1. Laporan ke Prabowo
Anggota Komisi Percepatan Reformasi Polri, Yusril Ihza Mahendra mengatakanM saat ini tim yang dibentuk Prabowo itu rapat maraton untuk menjaring berbagai aspirasi serta melakukan rapat pleno untuk menyusun draf laporan.
"Memang paling tidak pada akhir bulan Januari ini sudah disusun draf laporan itu. Kami mengadakan rapat-rapat itu agak maraton supaya target akhir bulan Januari ini sudah," kata Yusril (21/1/2026).
Ia tak merinci lebih jauh terkait apa saja poin dari laporan yang akan disampaikan ke Prabowo. Namun, ia menyebut garis besar pokok persoalan tersebut terkait Polri akan disampaikan ke Presiden.
"Paling tidak itu pokok-pokok persoalan yang disampaikan kepada Presiden sudah dapat disampaikan," ucap Yusril.
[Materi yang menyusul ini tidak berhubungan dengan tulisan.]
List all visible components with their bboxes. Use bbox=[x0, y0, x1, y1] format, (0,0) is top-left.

"Tapi persoalan teknis yang kecil-kecil, seperti yang detail-detail, seperti mengenai soal kepangkatan, prosedur pemindahan personel kepolisian dari satu tempat ke tempat yang lain, mengenai promosi, rekrutmen, pendidikan dan lain-lain itu mungkin tidak perlu sampai ke Presiden," tuturnya.
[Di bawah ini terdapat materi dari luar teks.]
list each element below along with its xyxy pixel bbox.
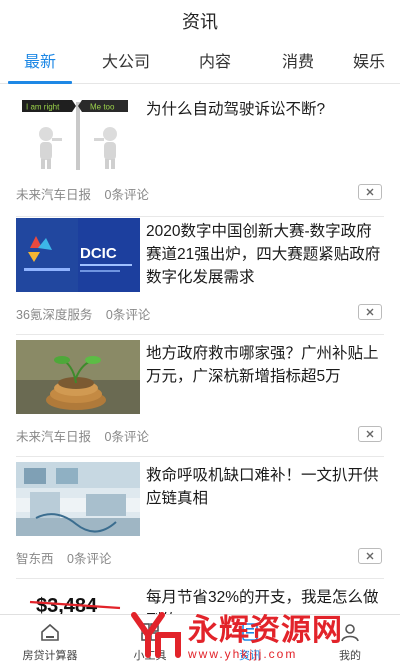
- dismiss-button[interactable]: [358, 548, 382, 564]
- article-card[interactable]: 地方政府救市哪家强？广州补贴上万元，广深杭新增指标超5万 未来汽车日报 0条评论: [16, 340, 384, 450]
- tab-label: 内容: [198, 53, 231, 71]
- article-meta: 36氪深度服务 0条评论: [16, 304, 150, 323]
- divider: [16, 456, 384, 457]
- signpost-thumbnail: I am right Me too: [16, 96, 140, 170]
- article-meta: 智东西 0条评论: [16, 548, 111, 567]
- article-title[interactable]: 为什么自动驾驶诉讼不断?: [146, 98, 384, 121]
- dismiss-button[interactable]: [358, 304, 382, 320]
- article-meta: 未来汽车日报 0条评论: [16, 184, 149, 203]
- article-source: 智东西: [16, 552, 54, 566]
- watermark-text: 永辉资源网: [188, 613, 343, 648]
- comment-count: 0条评论: [104, 188, 149, 202]
- tab-big-companies[interactable]: 大公司: [80, 42, 172, 84]
- news-feed[interactable]: I am right Me too 为什么自动驾驶诉讼不断? 未来汽车日报 0条…: [0, 84, 400, 614]
- tab-label: 最新: [23, 53, 56, 71]
- article-title[interactable]: 2020数字中国创新大赛-数字政府赛道21强出炉，四大赛题紧贴政府数字化发展需求: [146, 220, 384, 289]
- close-icon: [366, 188, 374, 196]
- title-bar: 资讯: [0, 0, 400, 42]
- article-card[interactable]: I am right Me too 为什么自动驾驶诉讼不断? 未来汽车日报 0条…: [16, 96, 384, 206]
- comment-count: 0条评论: [105, 308, 151, 322]
- sign-left-text: I am right: [26, 103, 60, 112]
- comment-count: 0条评论: [104, 430, 149, 444]
- close-icon: [366, 552, 374, 560]
- tab-label: 大公司: [101, 53, 150, 71]
- nav-mortgage-calculator[interactable]: 房贷计算器: [0, 615, 100, 666]
- category-tabs: 最新 大公司 内容 消费 娱乐: [0, 42, 400, 84]
- house-icon: [38, 620, 62, 644]
- tab-label: 娱乐: [352, 53, 385, 71]
- close-icon: [366, 308, 374, 316]
- coins-thumbnail: [16, 340, 140, 414]
- article-title[interactable]: 地方政府救市哪家强？广州补贴上万元，广深杭新增指标超5万: [146, 342, 384, 388]
- article-source: 未来汽车日报: [16, 430, 92, 444]
- watermark-url: www.yhkjjj.com: [188, 647, 298, 661]
- nav-label: 房贷计算器: [22, 650, 78, 662]
- article-source: 36氪深度服务: [16, 308, 93, 322]
- divider: [16, 216, 384, 217]
- dcic-thumbnail: DCIC: [16, 218, 140, 292]
- sign-right-text: Me too: [90, 103, 115, 112]
- comment-count: 0条评论: [67, 552, 112, 566]
- divider: [16, 334, 384, 335]
- watermark-logo-icon: [131, 612, 181, 658]
- tab-label: 消费: [281, 53, 314, 71]
- article-meta: 未来汽车日报 0条评论: [16, 426, 149, 445]
- close-icon: [366, 430, 374, 438]
- hospital-thumbnail: [16, 462, 140, 536]
- article-card[interactable]: 救命呼吸机缺口难补！一文扒开供应链真相 智东西 0条评论: [16, 462, 384, 572]
- article-title[interactable]: 救命呼吸机缺口难补！一文扒开供应链真相: [146, 464, 384, 510]
- page-title: 资讯: [182, 12, 218, 32]
- tab-content[interactable]: 内容: [172, 42, 258, 84]
- article-card[interactable]: DCIC 2020数字中国创新大赛-数字政府赛道21强出炉，四大赛题紧贴政府数字…: [16, 218, 384, 328]
- price-thumbnail: $3,484: [16, 584, 140, 614]
- tab-consumer[interactable]: 消费: [258, 42, 338, 84]
- divider: [16, 578, 384, 579]
- tab-latest[interactable]: 最新: [0, 42, 80, 84]
- article-source: 未来汽车日报: [16, 188, 92, 202]
- tab-entertainment[interactable]: 娱乐: [338, 42, 400, 84]
- dismiss-button[interactable]: [358, 426, 382, 442]
- dcic-logo-text: DCIC: [80, 245, 117, 262]
- dismiss-button[interactable]: [358, 184, 382, 200]
- watermark: 永辉资源网 www.yhkjjj.com: [128, 600, 400, 666]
Yusril menyampaikan, laporan itu berbentuk rekomendasi yang intinya akan melakukan amandemen terhadap Undang-undang Polri. Dengan demikian, jika rekomendasi telah diberikan maka pemerintah wajib melakukan revisi UU Polri.
"Ya setelah itu disampaikan kepada Presiden, maka mau tidak mau harus segera dirumuskan rancangan UU tentang amandemen terhadap UU kepolisian yang ada sekarang," ucapnya.